Tanger-Tétouan-Al Hoceïma: le Syndicat national de la santé publique s’inquiète des graves sous-effectifs

Dans un couloir de l'hôpital Mohammed VI de Tanger.. DR

Revue de presseDans un courrier adressée à la direction du Groupement sanitaire territorial (GST), les membres du bureau régional du Syndicat national de la santé publique (SNSP) à Tanger-Tétouan-Al Hoceima exhortent les autorités à résoudre des tensions qui fragilisent la gestion des ressources humaines: pénurie de médecins, afflux de diplômés au chômage… Le SNSP appelle au déploiement d’un plan de recrutement d’envergure, et s’oppose fermement à toute forme de gestion déléguée au secteur privé. Cet article est une revue de presse tirée du quotidien Al Ahdath Al Maghribia.

Le 12/02/2026 à 18h17

Dans une lettre adressée au directeur général du Groupement sanitaire territorial (GST) de la région Tanger-Tétouan-Al Hoceïma, des membres du bureau du SNSP avertissent de déséquilibres persistants affectant la gestion du capital humain dans cette région du nord.

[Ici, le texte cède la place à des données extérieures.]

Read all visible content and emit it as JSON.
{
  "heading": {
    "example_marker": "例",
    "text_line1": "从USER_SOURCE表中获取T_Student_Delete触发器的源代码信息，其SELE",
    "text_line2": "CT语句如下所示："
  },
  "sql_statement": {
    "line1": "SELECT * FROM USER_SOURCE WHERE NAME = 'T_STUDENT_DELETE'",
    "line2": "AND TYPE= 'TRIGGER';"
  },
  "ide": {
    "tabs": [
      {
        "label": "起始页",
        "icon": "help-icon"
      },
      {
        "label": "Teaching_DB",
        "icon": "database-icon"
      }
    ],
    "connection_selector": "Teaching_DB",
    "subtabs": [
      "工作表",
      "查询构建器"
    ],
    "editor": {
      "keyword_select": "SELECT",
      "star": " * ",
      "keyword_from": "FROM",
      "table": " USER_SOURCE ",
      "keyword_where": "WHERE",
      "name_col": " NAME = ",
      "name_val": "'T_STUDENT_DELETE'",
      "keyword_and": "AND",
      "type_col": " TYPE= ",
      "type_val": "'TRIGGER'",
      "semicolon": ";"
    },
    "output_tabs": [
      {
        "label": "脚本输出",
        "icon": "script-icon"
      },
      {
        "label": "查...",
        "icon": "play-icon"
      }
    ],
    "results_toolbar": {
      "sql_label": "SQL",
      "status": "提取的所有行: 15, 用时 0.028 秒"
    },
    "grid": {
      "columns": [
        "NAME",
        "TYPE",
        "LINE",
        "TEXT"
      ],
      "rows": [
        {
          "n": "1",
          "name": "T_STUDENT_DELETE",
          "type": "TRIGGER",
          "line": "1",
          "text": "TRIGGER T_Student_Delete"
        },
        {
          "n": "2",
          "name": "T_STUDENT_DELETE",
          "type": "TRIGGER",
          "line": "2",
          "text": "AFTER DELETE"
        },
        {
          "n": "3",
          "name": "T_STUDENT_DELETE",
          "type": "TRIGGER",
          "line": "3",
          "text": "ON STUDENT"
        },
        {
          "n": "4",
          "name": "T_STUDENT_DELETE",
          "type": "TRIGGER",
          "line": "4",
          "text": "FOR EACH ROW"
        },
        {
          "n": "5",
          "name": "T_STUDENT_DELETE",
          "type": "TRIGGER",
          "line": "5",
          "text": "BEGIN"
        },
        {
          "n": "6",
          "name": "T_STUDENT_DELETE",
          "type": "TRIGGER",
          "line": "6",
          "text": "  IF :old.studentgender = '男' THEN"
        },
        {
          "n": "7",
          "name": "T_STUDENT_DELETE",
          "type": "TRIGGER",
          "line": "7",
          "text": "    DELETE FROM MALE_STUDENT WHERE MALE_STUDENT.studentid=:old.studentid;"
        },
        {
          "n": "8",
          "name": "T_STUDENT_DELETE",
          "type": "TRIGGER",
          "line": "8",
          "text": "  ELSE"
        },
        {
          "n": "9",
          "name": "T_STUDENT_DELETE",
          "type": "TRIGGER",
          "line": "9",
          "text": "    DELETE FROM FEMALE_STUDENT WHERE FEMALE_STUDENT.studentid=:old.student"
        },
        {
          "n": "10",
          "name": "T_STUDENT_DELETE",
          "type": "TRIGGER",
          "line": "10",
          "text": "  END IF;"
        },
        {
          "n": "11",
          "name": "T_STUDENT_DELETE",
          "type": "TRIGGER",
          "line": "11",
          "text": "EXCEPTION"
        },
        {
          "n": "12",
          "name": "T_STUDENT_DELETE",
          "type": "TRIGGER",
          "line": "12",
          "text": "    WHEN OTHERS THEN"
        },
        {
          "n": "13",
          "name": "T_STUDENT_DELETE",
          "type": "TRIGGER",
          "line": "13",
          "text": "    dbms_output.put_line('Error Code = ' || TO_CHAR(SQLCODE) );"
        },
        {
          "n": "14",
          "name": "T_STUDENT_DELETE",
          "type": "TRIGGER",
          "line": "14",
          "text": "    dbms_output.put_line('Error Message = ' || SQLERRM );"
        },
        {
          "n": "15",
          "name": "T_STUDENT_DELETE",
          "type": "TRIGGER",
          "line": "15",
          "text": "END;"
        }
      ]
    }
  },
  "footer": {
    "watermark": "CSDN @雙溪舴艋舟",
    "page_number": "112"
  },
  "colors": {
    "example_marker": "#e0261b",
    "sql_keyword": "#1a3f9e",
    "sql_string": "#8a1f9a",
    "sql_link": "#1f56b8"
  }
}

La représentation syndicale régionale demande l’organisation imminente de nouveaux concours de recrutement, prioritairement destinés aux corps médicaux en sous-effectif critique.

Le SNSP insiste aussi sur le fait que, dans cette région, de nombreux infirmiers, techniciens de santé et des diplômés des instituts supérieurs des professions infirmières et techniques de santé sont actuellement au chômage, relaie Al Ahdath Al Maghribia de ce vendredi 13 février. La décision d’intégrer ces jeunes diplômés dans des établissements publics de soins est présentée dans ce courrier comme une réponse doublement vertueuse: elle permettrait de mettre fin à leur précarité et comblerait le déficit en soignants.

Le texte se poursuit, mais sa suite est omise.